OK, the real title is: Cross-Language Opinion Lexicon Extraction Using Mutual-Reinforcement Label Propagation by Zheng Lin, Songbo Tan, Yue Liu, Xueqi Cheng, Xueke Xu. (Lin Z, Tan S, Liu Y, Cheng X, Xu X (2013) Cross-Language Opinion Lexicon Extraction Using Mutual-Reinforcement Label Propagation. PLoS ONE 8(11): e79294. doi:10.1371/journal.pone.0079294)
Abstract:
There is a growing interest in automatically building opinion lexicon from sources such as product reviews. Most of these methods depend on abundant external resources such as WordNet, which limits the applicability of these methods. Unsupervised or semi-supervised learning provides an optional solution to multilingual opinion lexicon extraction. However, the datasets are imbalanced in different languages. For some languages, the high-quality corpora are scarce or hard to obtain, which limits the research progress. To solve the above problems, we explore a mutual-reinforcement label propagation framework. First, for each language, a label propagation algorithm is applied to a word relation graph, and then a bilingual dictionary is used as a bridge to transfer information between two languages. A key advantage of this model is its ability to make two languages learn from each other and boost each other. The experimental results show that the proposed approach outperforms baseline significantly.
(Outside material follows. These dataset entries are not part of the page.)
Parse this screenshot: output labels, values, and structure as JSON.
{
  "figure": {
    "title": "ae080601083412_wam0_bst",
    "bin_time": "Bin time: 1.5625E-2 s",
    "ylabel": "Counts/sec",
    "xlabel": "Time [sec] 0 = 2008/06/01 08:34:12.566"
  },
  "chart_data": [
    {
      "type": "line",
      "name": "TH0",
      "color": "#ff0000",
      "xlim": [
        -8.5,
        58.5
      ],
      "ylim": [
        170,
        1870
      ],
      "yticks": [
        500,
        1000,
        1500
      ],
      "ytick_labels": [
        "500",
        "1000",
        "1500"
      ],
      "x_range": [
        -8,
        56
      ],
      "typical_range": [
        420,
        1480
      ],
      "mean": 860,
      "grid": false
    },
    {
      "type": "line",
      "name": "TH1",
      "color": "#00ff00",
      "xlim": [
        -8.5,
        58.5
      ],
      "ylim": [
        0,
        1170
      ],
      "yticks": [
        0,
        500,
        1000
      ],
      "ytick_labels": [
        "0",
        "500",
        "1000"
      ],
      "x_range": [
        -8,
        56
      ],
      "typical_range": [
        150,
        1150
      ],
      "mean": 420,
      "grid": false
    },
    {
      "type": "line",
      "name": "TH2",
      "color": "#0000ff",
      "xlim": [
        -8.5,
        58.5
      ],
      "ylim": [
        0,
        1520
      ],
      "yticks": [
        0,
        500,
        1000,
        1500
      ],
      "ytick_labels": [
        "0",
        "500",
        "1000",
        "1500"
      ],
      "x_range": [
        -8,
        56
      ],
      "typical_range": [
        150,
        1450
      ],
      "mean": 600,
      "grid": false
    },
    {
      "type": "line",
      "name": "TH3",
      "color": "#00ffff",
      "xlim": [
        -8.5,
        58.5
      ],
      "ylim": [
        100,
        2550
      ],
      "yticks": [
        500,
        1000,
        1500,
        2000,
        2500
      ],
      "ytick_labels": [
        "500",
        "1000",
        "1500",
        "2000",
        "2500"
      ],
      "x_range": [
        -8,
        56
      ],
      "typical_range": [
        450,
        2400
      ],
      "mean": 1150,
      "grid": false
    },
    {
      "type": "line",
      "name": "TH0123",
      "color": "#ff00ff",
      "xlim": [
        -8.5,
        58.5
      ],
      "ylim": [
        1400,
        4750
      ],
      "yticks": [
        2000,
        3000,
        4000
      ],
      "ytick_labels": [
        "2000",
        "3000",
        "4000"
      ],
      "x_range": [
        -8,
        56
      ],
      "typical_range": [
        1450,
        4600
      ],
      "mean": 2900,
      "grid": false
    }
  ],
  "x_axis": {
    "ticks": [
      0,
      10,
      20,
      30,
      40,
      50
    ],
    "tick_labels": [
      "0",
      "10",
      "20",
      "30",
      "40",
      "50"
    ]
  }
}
I have always wondered when someone would notice the WordNet database is limited to the English language. 😉
The authors are seeking to develop “…a language-independent approach for resource-poor language,” saying:
Our approach differs from existing approaches in the following three points: first, it does not depend on rich external resources and it is language-independent. Second, our method is domain-specific since the polarity of opinion word is domain-aware. We aim to extract the domain-dependent opinion lexicon (i.e. an opinion lexicon per domain) instead of a universal opinion lexicon. Third, the most importantly, our approach can mine opinion lexicon for a target language by leveraging data and knowledge available in another language…
Our approach propagates information back and forth between source language and target language, which is called mutual-reinforcement label propagation. The mutual-reinforcement label propagation model follows a two-stage framework. At the first stage, for each language, a label propagation algorithm is applied to a large word relation graph to produce a polarity estimate for any given word. This stage solves the problem of external resource dependency, and can be easily transferred to almost any language because all we need are unlabeled data and a couple of seed words. At the second stage, a bilingual dictionary is introduced as a bridge between source and target languages to start a bootstrapping process. Initially, information about the source language can be utilized to improve the polarity assignment in target language. In turn, the updated information of target language can be utilized to improve the polarity assignment in source language as well.
…
Two points of particular interest:
- The authors focus on creating domain specific lexicons and don’t attempt to boil the ocean. Useful semantic results will arrive sooner if you avoid attempts at universal solutions.
- English speakers are a large market, but the target of this exercise is the #1 language of the world, Mandarin Chinese.
Taking the numbers for English speakers at face value, approximately 0.8 billion speakers, with a world population of 7.125 billion, that leaves 6.3 billion potential customers.
You’ve heard what they say: A billion potential customers here and a billion potential customers there, pretty soon you are talking about a real market opportunity. (The original quote misattributed to Sen. Everett Dirksen.)